Oracle's public image may be that of a sharp-elbowed sales competitor and insatiable eater of terrified companies. But during speeches kicking off the enterprise software vendor's annual OpenWorld conference in San Francisco Sunday night, the company showed a funnier, more humane side.
In a pair of keynotes by cofounder and CEO Larry Ellison and president and Chief Financial Officer Safra Catz that were collectively called "Sunday Night Live," the two, especially Ellison, waxed nostalgic about the now-30-year-old company's origins, especially its own Silicon Valley "start-up in a garage" days.
Ellison started Oracle's predecessor, Software Development Laboratories, in 1977 with $2,000 of his own money. Its first office was on the famed Sand Hill Road in California, near Stanford University.

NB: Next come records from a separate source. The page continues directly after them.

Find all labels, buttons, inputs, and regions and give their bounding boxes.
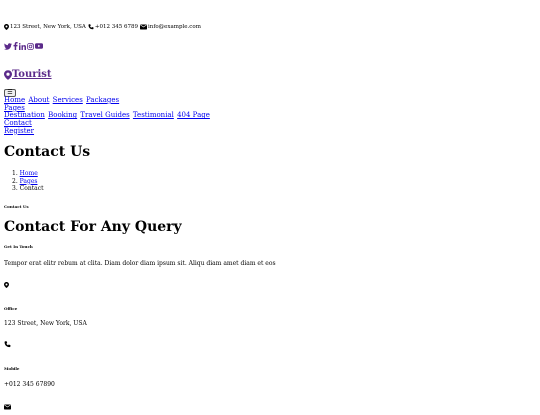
topbar-email-text: info@example.com — [148, 24, 201, 30]
breadcrumb-number: 3. — [12, 185, 18, 192]
nav-item-booking[interactable]: Booking — [48, 111, 77, 120]
email-icon-wrap — [4, 396, 11, 415]
topbar: 123 Street, New York, USA +012 345 6789 … — [4, 23, 203, 31]
breadcrumb-link-pages[interactable]: Pages — [20, 178, 38, 185]
nav-item-404-page[interactable]: 404 Page — [177, 111, 210, 120]
nav-item-travel-guides[interactable]: Travel Guides — [80, 111, 129, 120]
section-label: Contact Us — [4, 204, 29, 209]
map-marker-icon — [4, 281, 9, 288]
linkedin-icon[interactable] — [19, 42, 26, 50]
nav-item-register[interactable]: Register — [4, 127, 34, 135]
page-title: Contact Us — [4, 144, 91, 160]
nav-item-home[interactable]: Home — [4, 96, 25, 104]
mobile-label: Mobile — [4, 366, 20, 371]
topbar-email: info@example.com — [140, 23, 201, 31]
breadcrumb-item: 2. Pages — [12, 178, 43, 186]
nav-item-testimonial[interactable]: Testimonial — [133, 111, 174, 120]
map-marker-icon — [4, 69, 12, 80]
nav-item-about[interactable]: About — [28, 96, 49, 104]
twitter-icon[interactable] — [4, 42, 12, 50]
brand[interactable]: Tourist — [4, 69, 52, 80]
facebook-icon[interactable] — [13, 42, 18, 50]
topbar-address: 123 Street, New York, USA — [4, 23, 86, 31]
nav-row-2: Destination Booking Travel Guides Testim… — [4, 112, 211, 120]
breadcrumb-link-home[interactable]: Home — [20, 170, 38, 177]
youtube-icon[interactable] — [35, 43, 43, 49]
section-title: Contact For Any Query — [4, 219, 182, 235]
nav-item-contact[interactable]: Contact — [4, 119, 32, 127]
office-icon-wrap — [4, 274, 9, 293]
nav-item-services[interactable]: Services — [53, 96, 83, 104]
get-in-touch-label: Get In Touch — [4, 244, 33, 249]
envelope-icon — [4, 404, 11, 409]
breadcrumb-current: Contact — [19, 185, 44, 192]
phone-icon — [4, 341, 11, 348]
social-links — [4, 42, 44, 50]
office-label: Office — [4, 306, 18, 311]
get-in-touch-text: Tempor erat elitr rebum at clita. Diam d… — [4, 260, 276, 267]
nav-row-contact: Contact — [4, 119, 211, 128]
topbar-phone: +012 345 6789 — [88, 23, 138, 31]
brand-name[interactable]: Tourist — [12, 69, 52, 80]
breadcrumb-number: 2. — [12, 177, 18, 185]
breadcrumb-item: 1. Home — [12, 170, 43, 178]
nav-item-packages[interactable]: Packages — [86, 96, 119, 104]
nav-row-register: Register — [4, 127, 211, 136]
map-marker-icon — [4, 24, 9, 30]
main-nav: Home About Services Packages Pages Desti… — [4, 96, 211, 136]
phone-icon — [88, 24, 94, 30]
envelope-icon — [140, 24, 148, 30]
instagram-icon[interactable] — [27, 42, 34, 50]
mobile-number: +012 345 67890 — [4, 381, 55, 388]
breadcrumb-number: 1. — [12, 170, 18, 177]
topbar-phone-text: +012 345 6789 — [94, 24, 139, 30]
office-address: 123 Street, New York, USA — [4, 320, 87, 327]
breadcrumb-item: 3. Contact — [12, 185, 43, 193]
mobile-icon-wrap — [4, 334, 11, 353]
topbar-address-text: 123 Street, New York, USA — [10, 24, 86, 30]
nav-row-1: Home About Services Packages — [4, 96, 211, 105]
breadcrumb: 1. Home 2. Pages 3. Contact — [12, 170, 43, 193]
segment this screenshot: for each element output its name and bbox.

Things back then were done by the seat of Ellison's (and everyone else's) pants. One early employee, Stuart Feigin, reminisced via video how when Bank of America, which Ellison was approaching for a start-up loan, demanded a balance sheet, neither he nor Ellison knew what one was.
"We had to go and study some annual reports to figure it out," he said.

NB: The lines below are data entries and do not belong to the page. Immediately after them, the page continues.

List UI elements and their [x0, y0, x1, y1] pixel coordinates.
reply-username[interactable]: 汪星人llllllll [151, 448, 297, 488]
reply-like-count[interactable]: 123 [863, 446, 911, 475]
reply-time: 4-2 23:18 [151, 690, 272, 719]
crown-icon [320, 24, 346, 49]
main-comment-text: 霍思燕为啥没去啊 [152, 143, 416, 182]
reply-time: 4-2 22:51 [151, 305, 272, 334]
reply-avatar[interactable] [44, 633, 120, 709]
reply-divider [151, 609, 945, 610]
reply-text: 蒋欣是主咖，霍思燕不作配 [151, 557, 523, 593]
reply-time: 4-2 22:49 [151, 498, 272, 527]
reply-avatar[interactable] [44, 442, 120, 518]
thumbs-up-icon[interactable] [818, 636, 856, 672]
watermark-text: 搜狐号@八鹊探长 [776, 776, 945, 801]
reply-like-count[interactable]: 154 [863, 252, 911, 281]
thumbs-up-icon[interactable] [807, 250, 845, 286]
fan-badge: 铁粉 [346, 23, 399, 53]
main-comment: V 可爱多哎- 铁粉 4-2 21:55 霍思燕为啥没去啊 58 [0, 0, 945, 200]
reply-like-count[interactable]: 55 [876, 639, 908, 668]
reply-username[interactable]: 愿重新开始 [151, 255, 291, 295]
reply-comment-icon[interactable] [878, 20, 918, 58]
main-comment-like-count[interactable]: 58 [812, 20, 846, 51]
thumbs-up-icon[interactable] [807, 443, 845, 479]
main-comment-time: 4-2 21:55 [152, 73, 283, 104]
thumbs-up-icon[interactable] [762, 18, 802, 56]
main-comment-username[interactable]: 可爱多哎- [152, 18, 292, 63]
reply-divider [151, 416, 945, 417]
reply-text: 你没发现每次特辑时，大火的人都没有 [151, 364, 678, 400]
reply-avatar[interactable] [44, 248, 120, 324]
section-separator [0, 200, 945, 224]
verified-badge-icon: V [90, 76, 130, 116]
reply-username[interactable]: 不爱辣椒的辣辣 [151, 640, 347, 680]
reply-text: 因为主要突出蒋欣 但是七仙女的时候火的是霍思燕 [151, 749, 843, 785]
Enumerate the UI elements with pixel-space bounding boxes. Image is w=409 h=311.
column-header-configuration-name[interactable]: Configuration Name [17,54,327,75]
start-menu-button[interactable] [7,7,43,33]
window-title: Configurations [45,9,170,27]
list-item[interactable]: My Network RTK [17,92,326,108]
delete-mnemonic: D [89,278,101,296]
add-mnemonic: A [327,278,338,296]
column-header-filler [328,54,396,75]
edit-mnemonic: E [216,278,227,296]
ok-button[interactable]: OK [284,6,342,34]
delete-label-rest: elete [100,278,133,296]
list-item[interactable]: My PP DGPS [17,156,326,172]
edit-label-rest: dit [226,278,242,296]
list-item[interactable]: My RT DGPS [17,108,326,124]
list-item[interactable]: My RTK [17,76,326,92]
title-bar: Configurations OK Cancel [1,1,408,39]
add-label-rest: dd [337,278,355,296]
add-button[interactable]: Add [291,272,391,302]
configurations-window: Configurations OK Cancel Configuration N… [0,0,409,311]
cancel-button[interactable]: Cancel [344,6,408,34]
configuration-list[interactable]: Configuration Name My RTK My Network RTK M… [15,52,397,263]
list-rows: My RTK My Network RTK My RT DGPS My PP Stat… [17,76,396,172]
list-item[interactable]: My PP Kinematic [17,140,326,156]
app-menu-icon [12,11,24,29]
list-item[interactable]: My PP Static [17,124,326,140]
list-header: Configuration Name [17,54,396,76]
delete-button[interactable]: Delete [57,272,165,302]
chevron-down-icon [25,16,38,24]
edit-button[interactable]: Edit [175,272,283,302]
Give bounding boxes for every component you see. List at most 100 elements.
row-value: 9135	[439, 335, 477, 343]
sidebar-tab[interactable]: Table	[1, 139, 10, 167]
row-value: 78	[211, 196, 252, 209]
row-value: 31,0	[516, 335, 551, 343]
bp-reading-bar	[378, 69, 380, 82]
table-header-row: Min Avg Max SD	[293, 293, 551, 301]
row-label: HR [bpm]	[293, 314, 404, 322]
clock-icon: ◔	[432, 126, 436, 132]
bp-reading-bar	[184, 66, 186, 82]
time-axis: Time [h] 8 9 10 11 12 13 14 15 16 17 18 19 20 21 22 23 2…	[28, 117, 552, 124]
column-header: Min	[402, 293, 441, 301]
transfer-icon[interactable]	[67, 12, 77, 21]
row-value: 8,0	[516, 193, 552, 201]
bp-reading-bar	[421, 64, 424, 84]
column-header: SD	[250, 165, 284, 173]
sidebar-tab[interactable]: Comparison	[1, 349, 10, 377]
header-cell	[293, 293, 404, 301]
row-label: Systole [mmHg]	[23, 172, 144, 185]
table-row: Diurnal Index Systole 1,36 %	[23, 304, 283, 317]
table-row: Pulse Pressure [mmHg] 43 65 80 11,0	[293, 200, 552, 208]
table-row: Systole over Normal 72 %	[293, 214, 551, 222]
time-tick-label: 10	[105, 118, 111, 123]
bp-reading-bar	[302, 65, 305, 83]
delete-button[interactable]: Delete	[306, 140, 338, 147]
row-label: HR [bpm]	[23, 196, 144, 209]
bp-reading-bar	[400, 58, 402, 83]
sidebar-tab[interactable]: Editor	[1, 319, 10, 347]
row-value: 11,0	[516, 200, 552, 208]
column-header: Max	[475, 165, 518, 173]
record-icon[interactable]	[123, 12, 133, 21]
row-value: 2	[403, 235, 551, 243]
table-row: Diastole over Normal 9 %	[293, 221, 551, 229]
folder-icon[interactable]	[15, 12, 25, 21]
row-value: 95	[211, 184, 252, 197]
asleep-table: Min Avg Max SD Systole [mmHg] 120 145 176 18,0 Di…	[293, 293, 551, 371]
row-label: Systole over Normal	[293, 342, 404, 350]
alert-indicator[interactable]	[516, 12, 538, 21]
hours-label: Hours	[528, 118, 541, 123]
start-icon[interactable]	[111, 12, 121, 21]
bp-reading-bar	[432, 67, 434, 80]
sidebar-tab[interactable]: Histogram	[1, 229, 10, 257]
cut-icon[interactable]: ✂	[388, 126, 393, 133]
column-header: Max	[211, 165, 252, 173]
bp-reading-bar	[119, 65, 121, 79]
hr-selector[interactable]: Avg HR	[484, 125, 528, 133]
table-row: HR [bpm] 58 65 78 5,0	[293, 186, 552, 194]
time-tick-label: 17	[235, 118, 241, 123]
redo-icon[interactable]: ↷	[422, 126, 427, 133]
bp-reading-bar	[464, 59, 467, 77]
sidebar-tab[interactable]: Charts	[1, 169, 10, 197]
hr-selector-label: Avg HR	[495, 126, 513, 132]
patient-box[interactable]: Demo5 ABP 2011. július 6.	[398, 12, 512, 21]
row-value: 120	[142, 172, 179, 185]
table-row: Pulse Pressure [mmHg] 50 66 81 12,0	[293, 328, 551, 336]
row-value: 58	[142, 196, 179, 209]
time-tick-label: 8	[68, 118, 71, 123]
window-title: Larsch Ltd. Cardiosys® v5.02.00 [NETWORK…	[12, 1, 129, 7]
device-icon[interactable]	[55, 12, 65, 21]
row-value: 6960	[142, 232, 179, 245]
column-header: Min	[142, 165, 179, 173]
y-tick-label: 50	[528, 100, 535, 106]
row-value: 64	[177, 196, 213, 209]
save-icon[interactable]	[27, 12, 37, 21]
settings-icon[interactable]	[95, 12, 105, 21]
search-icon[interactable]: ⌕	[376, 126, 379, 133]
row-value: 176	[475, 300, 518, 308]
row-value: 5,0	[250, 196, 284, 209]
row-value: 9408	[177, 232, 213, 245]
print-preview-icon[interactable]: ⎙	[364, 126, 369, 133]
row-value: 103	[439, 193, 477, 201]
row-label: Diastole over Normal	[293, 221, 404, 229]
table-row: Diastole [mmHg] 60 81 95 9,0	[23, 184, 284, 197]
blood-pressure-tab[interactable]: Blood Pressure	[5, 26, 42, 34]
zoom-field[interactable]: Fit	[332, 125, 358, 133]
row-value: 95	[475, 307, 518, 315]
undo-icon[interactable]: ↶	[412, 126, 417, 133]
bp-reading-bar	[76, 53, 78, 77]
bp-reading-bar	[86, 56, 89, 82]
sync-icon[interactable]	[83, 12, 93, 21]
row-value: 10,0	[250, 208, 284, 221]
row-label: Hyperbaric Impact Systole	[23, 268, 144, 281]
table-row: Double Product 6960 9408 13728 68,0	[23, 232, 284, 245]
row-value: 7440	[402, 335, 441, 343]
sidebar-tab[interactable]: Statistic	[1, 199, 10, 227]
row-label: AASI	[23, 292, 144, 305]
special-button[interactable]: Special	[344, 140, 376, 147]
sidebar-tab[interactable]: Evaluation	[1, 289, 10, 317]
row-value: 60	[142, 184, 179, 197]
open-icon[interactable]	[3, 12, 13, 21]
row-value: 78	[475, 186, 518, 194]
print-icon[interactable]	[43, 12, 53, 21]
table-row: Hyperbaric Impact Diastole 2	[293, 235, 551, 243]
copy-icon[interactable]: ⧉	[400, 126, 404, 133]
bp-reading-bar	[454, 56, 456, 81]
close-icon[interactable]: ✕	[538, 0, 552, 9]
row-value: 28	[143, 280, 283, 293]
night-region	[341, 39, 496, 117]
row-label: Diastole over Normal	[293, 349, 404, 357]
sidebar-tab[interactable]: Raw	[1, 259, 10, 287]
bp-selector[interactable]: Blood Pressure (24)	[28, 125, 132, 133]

Feigin, who worked at Oracle for 20 years and is now a venture capitalist, also recalled stuffing all of Oracle's early receipts into a shoe box.
Safra Catz was not chosen to be Oracle's first accountant because, unlike the other candidate, according to Ellison, "she didn't have a car."
At an early meeting with a firm bidding to become Oracle's European sales representative, Ellison recalled discovering "that they were trying to hide the fact that they were a four-person company, while we had been trying to hide the fact that we were a seven-person company."
Unlike Google, which is known for fetishising its employees' academic records to the point of asking middle-aged candidates what their college grades were, Ellison, himself a college dropout, touted Oracle's unconventionality."It was well-known that we were an MBA-free zone," he said. "I am only half-kidding."
The keynotes were interspersed with skits by former and current Saturday Night Live cast members, including Kevin Nealon, Victoria Jackson and Darrell Hammond.